A new artificial intelligence (AI) tool could revolutionize the detection of atrial fibrillation, identifying patients at risk before they even show symptoms. This groundbreaking system examines millions of anonymized health records to flag indicators associated with atrial fibrillation (AF), a heart condition resulting from irregular heartbeats, which often leads to increased stroke risk.
Currently, around 1.6 million people are diagnosed with AF across the UK, but the British Heart Foundation (BHF) estimates there are many thousands of individuals who remain undiagnosed. AF can manifest through symptoms such as palpitations, dizziness, shortness of breath, and fatigue, yet many people experience no obvious signs of the condition, leaving them unaware of their heightened stroke risk.
The newly-developed tool, named FIND-AF, has been crafted by scientists and clinicians from the University of Leeds and Leeds Teaching Hospitals NHS Trust, backed by funding from the BHF. Utilizing machine learning, the tool evaluates medical records to assess the likelihood of developing AF based on factors including age, sex, ethnicity, and pre-existing health conditions such as heart failure, high blood pressure, and diabetes.
The algorithm was trained on 2.1 million anonymized health records and validated against another 10 million. Patients identified as high-risk receive portable electrocardiogram (ECG) devices to monitor their heart rhythm, which they use twice daily for four weeks or whenever they feel symptoms. The data collected is transmitted to the trial team for analysis, and if irregular heart rhythms are detected, the patient's General Practitioner (GP) is notified to discuss treatment options.
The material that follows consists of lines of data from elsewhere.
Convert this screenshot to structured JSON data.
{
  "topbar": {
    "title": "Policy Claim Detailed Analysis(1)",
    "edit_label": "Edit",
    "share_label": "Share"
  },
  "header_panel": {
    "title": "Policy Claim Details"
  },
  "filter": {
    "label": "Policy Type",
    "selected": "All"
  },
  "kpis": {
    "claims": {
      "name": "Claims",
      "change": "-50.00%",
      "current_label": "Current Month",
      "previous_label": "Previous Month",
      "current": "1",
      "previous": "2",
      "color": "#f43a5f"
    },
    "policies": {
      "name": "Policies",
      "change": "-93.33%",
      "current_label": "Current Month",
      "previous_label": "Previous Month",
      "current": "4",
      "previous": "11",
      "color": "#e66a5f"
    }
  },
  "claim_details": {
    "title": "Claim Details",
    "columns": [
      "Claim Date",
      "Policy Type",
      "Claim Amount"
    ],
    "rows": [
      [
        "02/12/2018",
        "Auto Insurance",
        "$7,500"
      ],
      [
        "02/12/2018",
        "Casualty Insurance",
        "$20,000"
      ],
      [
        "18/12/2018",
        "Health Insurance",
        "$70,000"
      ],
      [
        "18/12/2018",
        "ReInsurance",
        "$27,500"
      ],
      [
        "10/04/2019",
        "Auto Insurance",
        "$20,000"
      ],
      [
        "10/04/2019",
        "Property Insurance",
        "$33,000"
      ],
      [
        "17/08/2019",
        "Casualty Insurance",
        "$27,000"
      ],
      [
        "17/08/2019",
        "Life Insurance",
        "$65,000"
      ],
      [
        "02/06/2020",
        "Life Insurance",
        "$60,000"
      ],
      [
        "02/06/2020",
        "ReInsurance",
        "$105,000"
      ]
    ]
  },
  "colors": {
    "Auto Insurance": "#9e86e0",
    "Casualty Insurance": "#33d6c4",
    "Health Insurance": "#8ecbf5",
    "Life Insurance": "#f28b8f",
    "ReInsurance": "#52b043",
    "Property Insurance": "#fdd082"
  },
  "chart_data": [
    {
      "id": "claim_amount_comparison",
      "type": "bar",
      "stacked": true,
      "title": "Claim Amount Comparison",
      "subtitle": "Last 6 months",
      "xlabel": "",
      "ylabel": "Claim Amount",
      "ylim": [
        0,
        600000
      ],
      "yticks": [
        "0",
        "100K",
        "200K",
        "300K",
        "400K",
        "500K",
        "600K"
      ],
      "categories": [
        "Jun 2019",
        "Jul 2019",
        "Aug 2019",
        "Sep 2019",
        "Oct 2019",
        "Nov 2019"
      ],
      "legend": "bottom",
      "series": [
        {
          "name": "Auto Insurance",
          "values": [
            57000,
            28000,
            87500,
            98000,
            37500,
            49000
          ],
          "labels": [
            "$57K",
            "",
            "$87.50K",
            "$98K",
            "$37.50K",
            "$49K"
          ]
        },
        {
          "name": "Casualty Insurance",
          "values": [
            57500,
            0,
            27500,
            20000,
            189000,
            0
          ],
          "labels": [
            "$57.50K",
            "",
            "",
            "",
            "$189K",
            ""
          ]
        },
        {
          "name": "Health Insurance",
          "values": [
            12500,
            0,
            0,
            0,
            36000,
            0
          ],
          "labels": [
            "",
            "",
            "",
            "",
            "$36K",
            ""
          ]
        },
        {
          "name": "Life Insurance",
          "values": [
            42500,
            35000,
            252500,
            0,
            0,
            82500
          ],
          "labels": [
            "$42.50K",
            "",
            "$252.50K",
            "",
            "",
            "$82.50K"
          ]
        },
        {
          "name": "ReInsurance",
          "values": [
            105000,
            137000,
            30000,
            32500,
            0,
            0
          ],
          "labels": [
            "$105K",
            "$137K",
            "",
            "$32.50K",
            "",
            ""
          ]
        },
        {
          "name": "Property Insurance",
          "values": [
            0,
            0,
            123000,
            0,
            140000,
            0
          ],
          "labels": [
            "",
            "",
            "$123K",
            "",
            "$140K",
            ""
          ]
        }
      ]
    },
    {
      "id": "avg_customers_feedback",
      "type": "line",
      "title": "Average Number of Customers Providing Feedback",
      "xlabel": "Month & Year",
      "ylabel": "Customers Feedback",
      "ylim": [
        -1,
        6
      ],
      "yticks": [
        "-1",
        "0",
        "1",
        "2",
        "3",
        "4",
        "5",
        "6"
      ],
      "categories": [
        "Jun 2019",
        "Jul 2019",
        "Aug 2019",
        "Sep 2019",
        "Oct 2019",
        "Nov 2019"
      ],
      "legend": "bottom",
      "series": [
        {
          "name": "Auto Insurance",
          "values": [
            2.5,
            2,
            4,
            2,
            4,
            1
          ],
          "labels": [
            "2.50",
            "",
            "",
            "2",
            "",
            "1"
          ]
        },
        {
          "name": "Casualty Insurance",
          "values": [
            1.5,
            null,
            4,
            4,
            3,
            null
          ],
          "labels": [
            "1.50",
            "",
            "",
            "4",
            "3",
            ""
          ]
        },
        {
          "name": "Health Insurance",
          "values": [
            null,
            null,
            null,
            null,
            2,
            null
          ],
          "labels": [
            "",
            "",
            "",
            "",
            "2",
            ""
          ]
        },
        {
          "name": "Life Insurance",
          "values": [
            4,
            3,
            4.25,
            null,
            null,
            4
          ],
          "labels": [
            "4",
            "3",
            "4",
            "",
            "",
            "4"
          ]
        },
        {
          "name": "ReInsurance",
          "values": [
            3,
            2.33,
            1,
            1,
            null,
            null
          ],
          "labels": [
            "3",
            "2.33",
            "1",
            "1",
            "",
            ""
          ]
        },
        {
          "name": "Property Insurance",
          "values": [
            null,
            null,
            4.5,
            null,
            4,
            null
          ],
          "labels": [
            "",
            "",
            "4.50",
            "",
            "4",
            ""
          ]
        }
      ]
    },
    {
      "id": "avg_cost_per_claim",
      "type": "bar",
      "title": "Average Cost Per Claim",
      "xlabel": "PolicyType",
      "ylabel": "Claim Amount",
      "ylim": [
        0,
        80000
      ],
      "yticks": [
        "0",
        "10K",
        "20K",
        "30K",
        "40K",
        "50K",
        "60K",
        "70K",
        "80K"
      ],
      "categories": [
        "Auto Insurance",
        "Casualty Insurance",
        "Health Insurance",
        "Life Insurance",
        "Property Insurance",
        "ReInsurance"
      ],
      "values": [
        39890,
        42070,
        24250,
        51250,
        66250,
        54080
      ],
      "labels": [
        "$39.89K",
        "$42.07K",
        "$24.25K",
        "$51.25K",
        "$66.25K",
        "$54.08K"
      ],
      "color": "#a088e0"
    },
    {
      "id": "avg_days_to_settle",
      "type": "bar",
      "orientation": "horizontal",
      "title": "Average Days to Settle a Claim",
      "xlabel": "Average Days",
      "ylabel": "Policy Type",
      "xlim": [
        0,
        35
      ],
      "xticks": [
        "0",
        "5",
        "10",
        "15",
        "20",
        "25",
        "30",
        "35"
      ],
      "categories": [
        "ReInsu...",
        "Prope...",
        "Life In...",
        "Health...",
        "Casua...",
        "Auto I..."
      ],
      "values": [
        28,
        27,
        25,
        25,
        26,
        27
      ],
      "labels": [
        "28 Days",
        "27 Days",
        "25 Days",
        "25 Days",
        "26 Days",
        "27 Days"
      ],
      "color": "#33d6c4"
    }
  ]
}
John Pengelly, a 74-year-old retired Army captain from Bradford, West Yorkshire, participated in the study having initially received a letter inviting him to contribute. Despite not displaying any noticeable symptoms, the AI system flagged him as high-risk, leading to his diagnosis of AF. “If it benefits somebody then great, I want to help,” Pengelly expressed, sharing his experience of the trial.
"They sent me a little digital monitor, and a few times daily, I had to put my thumbs on it for about two minutes to take readings," he recounted. “After a few weeks, I sent the kit back—it was really straightforward. I didn’t have symptoms before, but I was found to have AF. Now I take medication every day to reduce my stroke risk.” This emphasis on early detection showcases the tool's potential to save lives.
Atrial fibrillation disrupts the heart's normal rhythm, causing the upper chambers (atria) to contract irregularly, which can reduce the efficiency of the heart. While the causes of AF are not fully understood, it primarily affects older adults and individuals with chronic conditions. This irregular beating often results from abnormal electrical impulses overpowering the heart's natural pacemakers.
Chris Gale, professor of cardiovascular medicine at the University of Leeds, spoke candidly about the challenges of undiagnosed AF: “All too often, the first sign of someone living with AF is when they suffer from a stroke. This can be devastating, changing lives instantly and resulting in significant costs for healthcare services.”
There are various classifications of AF: paroxysmal (episodic, often resolving without treatment), persistent (lasting longer than seven days), permanent (always present), and longstanding (experienced for over one year). Notably, AF is implicated as a contributing factor for nearly 20,000 strokes annually within the UK, illustrating its public health relevance.
Dr. Sonya Babu-Narayan, associate medical director at the BHF, underlined the urgency for increased detection: “We have effective treatments available for individuals with AF at high stroke risk. Currently, some patients are missing out simply because they are unaware they carry this hidden health threat.” With this new AI tool, data harvested from GP records can provide insights leading to timely interventions.
The research not only aims to catch AF early but also aspires to pave the way for larger-scale trials across the UK healthcare system. "The use of AI and big data is set to be game-changing for our healthcare services, making identification and testing of conditions like AF easier and more efficient," Dr. Ramesh Nadarajah remarked from Leeds Teaching Hospitals NHS Trust.
Health Secretary Wes Streeting has highlighted the transformative potential of AI within healthcare, emphasizing its role in advancing earlier diagnosis and intervention methods.
Currently, NHS figures indicate significant progress: five years ago, ambitions were established to raise the percentage of AF patients prescribed blood-thinning medications to 90%—a goal now exceeded, with 92% reporting they have been prescribed treatment. This proactive step is credited with saving countless lives through stroke prevention.
The emergence of the FIND-AF tool marks a hopeful advance toward reducing undiagnosed AF cases and, by extension, could significantly curb incidences of preventable strokes across the UK, underscoring the ripple effect of early detection and treatment.